The Libyan Public Prosecution asked the Chairman of the National Oil Corporation (NOC), Farhat Bengdara, to halt negotiations leading to the signing of a contract to develop Hamada oilfield until a decisive judicial decision is issued to achieve regularity in contracting procedures.

This call came in a letter addressed by the Deputy Prosecutor in the Public Prosecutor’s Office, Mustafa Khalifa Al-Gaisa, to the Chairman of the Board of Directors of the NOC on Wednesday, saying it "considered the information included in the communication of the Minister of Oil and Gas regarding the National Oil Corporation’s proceeding with the procedures paving the way for signing the contract for the development of the Hamada field (MNA NC7).”

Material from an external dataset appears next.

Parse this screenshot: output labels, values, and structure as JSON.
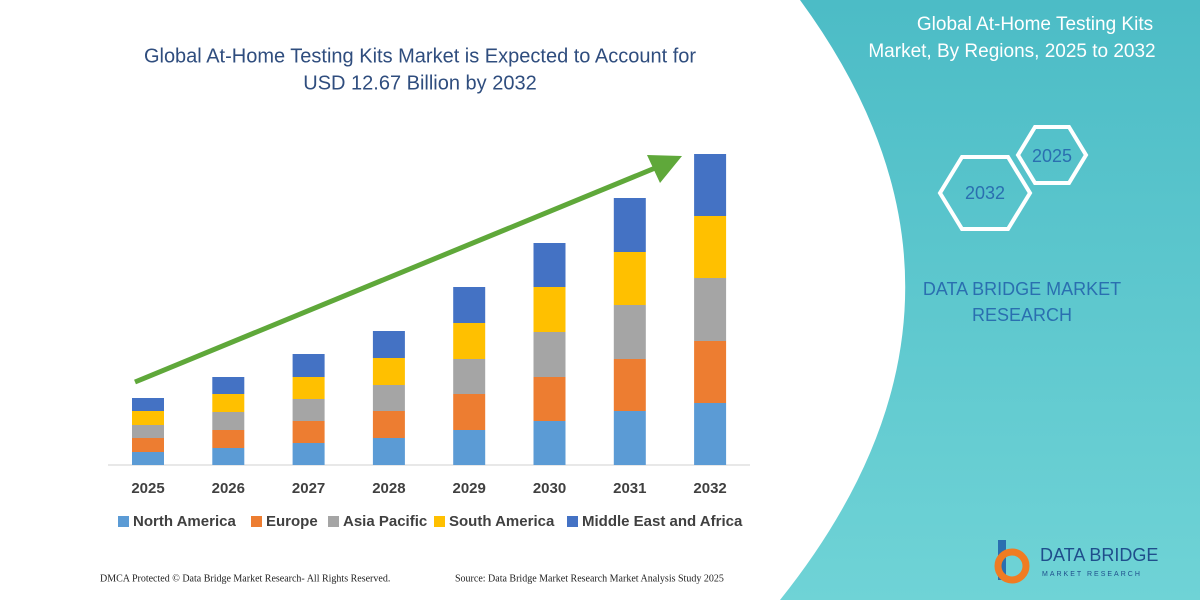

"There's an overlap of the information provided by the Minister of Oil and Gas Mohammed Oun with the rules and controls for signing contracts for participation in the oil and gas industry, and that the negotiations were far from achieving the contractual balance." The letter says.

The House of Representatives revealed in a statement dated December 24 that the Government of National Unity intended to award the contract to develop Hamada field to a foreign consortium that includes the Italian company Eni, the Emirati ADNOC, and the Turkish Petroleum Corporation.

It said that the government intended to sign the agreement at the beginning of next year, explaining that the agreement included giving up approximately 40% of the field’s production in favor of the foreign companies. It also warned “the concerned countries against involvement in exploiting the circumstances that Libya is going through in order to plunder its wealth and blackmail for the sake of corrupt deals or causing serious harm to the country and its economy.”